Sécurité

Nord du Cameroun : avec Boko Haram, la peur au ventre

| Par Jeune Afrique
À Amchidé, à la frontière avec le Nigeria.

À Amchidé, à la frontière avec le Nigeria. © AFP

Dans l’Extrême-Nord du Cameroun, commerçants, douaniers et policiers redoutent les incursions de Boko Haram. Témoignages.
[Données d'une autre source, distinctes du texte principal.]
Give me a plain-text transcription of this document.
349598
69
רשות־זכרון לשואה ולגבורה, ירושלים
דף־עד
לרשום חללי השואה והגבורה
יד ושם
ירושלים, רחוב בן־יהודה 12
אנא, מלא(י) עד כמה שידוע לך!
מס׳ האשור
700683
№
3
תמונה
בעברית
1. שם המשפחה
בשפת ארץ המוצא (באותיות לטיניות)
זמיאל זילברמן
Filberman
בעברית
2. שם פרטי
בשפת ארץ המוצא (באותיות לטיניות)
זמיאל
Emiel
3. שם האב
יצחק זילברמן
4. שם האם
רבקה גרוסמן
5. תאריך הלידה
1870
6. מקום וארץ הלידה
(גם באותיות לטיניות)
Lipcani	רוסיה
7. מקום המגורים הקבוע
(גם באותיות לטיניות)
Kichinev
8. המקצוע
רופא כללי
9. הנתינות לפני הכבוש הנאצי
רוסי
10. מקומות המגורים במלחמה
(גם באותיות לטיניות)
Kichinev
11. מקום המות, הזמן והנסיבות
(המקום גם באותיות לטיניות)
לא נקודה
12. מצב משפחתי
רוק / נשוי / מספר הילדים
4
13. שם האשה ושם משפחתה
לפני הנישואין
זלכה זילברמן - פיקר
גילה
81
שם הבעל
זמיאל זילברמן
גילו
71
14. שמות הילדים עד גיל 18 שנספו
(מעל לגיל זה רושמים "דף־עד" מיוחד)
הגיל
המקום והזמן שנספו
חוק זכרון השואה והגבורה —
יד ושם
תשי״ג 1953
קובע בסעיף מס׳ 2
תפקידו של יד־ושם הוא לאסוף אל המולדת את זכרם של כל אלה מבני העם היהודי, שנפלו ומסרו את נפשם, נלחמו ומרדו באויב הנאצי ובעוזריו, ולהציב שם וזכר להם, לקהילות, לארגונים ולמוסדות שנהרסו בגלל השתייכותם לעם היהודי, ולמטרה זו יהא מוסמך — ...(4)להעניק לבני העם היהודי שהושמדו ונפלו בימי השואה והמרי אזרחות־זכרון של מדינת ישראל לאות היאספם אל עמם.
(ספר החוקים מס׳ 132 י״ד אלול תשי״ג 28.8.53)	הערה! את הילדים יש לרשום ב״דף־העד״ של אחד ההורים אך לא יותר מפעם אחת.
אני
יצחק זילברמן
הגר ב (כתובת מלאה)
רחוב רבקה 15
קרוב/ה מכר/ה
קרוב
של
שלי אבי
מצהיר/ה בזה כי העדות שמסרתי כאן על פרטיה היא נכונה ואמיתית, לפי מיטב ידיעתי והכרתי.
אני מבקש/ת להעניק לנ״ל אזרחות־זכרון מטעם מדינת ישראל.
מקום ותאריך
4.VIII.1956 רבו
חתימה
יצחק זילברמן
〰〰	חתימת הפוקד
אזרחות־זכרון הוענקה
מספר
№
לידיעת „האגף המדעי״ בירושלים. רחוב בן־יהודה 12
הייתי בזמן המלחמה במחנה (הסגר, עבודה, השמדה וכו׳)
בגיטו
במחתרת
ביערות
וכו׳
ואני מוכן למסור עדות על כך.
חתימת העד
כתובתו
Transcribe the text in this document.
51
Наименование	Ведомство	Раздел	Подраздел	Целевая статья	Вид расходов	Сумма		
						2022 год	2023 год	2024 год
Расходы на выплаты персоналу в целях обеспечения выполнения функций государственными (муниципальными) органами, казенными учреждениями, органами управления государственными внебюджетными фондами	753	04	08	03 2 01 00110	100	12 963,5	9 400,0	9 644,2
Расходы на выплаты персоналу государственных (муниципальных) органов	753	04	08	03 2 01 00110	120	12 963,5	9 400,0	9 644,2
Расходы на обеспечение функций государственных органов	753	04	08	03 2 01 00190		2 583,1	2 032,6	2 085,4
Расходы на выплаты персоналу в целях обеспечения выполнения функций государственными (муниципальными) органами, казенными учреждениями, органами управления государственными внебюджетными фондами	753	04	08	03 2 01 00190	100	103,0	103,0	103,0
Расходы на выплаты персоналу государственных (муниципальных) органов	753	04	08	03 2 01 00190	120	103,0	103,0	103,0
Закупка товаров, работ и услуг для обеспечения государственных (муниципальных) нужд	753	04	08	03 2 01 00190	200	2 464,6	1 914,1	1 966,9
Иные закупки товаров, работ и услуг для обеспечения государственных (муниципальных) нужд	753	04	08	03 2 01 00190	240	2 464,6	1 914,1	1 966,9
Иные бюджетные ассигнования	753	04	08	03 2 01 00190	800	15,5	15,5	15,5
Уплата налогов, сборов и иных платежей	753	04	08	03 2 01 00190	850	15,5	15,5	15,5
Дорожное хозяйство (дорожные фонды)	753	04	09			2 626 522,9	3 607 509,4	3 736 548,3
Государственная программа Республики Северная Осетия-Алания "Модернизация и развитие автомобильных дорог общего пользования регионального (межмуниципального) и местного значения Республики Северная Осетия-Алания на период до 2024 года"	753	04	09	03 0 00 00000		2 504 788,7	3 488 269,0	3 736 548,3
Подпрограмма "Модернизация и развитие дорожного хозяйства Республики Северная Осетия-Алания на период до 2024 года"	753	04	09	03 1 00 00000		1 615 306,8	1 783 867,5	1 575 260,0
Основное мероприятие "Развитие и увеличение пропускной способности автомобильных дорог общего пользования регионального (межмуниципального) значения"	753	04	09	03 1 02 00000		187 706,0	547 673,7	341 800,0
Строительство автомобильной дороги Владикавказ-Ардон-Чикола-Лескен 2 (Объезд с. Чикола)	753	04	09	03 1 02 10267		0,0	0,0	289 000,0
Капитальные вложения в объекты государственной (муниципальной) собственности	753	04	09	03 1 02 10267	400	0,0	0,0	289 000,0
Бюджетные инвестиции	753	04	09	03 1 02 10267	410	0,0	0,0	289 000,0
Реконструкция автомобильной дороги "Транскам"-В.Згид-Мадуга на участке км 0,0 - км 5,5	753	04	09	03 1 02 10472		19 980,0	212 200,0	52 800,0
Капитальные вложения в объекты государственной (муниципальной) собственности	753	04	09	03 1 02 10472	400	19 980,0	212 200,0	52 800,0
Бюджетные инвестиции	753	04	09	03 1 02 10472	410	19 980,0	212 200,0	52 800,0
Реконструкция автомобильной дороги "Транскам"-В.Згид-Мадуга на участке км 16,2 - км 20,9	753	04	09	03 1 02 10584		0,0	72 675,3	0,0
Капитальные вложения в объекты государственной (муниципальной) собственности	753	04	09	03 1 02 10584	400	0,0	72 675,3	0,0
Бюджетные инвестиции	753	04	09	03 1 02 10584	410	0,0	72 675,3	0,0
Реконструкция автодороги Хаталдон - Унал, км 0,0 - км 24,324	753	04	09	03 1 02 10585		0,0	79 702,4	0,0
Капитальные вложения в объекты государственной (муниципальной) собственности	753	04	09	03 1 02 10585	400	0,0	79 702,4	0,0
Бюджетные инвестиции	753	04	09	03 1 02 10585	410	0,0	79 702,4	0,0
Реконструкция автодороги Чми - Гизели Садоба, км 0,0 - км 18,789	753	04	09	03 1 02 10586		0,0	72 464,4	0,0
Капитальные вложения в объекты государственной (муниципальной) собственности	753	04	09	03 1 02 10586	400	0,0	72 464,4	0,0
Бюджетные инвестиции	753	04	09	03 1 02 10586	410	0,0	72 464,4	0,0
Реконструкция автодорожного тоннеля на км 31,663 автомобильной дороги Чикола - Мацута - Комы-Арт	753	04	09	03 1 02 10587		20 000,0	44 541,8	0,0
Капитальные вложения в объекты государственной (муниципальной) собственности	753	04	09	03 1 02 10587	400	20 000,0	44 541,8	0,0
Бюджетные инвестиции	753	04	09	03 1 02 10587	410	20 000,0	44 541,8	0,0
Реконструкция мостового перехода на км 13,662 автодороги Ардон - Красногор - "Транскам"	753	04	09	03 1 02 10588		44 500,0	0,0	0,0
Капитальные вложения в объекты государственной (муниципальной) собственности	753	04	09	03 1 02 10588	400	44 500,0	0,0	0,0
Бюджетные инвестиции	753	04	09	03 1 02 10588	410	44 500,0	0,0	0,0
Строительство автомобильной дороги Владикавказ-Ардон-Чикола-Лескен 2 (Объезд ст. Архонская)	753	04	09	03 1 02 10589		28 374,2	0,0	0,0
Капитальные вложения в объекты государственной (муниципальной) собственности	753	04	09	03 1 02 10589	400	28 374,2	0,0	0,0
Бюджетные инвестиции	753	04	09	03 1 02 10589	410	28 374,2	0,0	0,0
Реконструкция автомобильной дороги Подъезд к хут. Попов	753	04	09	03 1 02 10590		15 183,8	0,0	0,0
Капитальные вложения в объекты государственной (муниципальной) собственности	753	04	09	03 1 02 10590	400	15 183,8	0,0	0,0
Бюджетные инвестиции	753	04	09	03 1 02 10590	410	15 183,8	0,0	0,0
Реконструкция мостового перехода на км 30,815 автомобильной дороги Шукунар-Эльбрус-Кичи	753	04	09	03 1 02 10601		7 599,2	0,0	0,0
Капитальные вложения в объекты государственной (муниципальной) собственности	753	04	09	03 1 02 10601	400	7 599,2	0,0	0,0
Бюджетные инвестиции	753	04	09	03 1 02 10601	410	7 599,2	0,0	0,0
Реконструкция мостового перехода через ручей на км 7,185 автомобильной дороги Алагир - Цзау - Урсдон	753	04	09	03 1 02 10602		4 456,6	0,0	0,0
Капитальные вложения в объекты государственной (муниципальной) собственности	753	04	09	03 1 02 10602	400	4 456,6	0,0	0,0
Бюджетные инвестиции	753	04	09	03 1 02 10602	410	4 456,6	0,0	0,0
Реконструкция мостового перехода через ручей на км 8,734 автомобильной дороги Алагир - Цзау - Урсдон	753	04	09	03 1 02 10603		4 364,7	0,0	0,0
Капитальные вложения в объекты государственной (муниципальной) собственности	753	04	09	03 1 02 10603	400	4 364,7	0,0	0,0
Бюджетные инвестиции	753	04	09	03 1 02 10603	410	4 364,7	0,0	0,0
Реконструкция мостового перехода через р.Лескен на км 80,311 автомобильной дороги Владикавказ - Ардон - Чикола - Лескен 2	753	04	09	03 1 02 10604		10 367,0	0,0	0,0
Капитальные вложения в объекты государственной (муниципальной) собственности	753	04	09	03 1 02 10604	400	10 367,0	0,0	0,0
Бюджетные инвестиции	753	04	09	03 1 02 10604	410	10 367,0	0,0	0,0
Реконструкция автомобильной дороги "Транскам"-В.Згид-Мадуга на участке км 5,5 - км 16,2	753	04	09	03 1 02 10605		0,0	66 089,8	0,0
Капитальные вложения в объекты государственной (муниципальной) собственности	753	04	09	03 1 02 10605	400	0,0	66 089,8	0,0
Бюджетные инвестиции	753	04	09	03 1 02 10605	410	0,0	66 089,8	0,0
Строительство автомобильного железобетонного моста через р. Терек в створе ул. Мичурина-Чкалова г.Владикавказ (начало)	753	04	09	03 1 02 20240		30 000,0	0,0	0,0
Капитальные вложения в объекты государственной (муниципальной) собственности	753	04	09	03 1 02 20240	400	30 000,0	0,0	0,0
Pour des raisons évidentes de sécurité, il ne souhaite pas donner son nom. Nous l’appellerons Bernard. Depuis plusieurs années, il est douanier dans la région de l’Extrême-Nord, à la frontière avec le Nigeria : "Depuis fin 2011 et les premières attaques de convois de marchandises par Boko Haram au Nigeria, les activités commerciales se sont dégradées. Désormais, tout commerçant qui essaye de traverser est assassiné ou volé. Depuis un an, à mon poste de douane, nos recettes ont été divisées par dix. Les commerçants ont migré vers les provinces voisines."

En tant que membre du bataillon d’intervention rapide (BIR), Jacques – là aussi, son prénom a été changé – est dans la même situation que son compatriote douanier. Il a été mobilisé dans l’Extrême-Nord il y a seulement quelques semaines. Lui aussi ne peut que constater la montée de l’insécurité : "Ces derniers temps, Boko Haram repère en journée comment nous sommes placés, puis nous attaque la nuit, parfois à plus de 200 ou 300 hommes. Désormais, après 18 heures, si quelqu’un passe avec une arme sans répondre au signal convenu, nous tirons."

70 corps de combattants de Boko Haram retrouvés

Depuis le début de l’année, en dehors de ses incursions régulières sur le sol camerounais pour enlever des civils ou voler du bétail pour nourrir ses troupes, Boko Haram aurait mené une dizaine d’attaques occasionnant des échanges de tirs avec les forces camerounaises. Chez les douaniers, c’est la peur au ventre qu’on part au travail tous les matins. Bernard : "Nous remplissons notre fiche de présence à 8 heures, puis nous attendons la fin de la journée… Nous ne nous approchons plus de la frontière avec le Nigeria, car nos fusils MAS 1936 ne fonctionnent pas, et nos effectifs ont été divisés par trois ces dernières années. Mes collègues font ce qu’ils peuvent pour être affectés ailleurs."

Depuis le début des affrontements avec le BIR, 70 corps de combattants de la secte islamiste auraient été retrouvés, mais les pertes seraient beaucoup plus importantes, Boko Haram ramassant généralement les dépouilles de ses hommes. Côté camerounais, on dénombrerait une quinzaine, voire une vingtaine de soldats et de policiers tués. Après les attaques de ces derniers jours, la prudence est de mise : "Mes collègues et moi ne parlons pas de notre travail à des inconnus, car ici, tu ne sais pas qui est qui…", poursuit notre douanier.

D’autant que près de 7 500 réfugiés en provenance du Nigeria sont arrivés dans le nord du Cameroun depuis le mois de mai, d’après le Haut-Commissariat des Nations unies pour les réfugiés (HCR).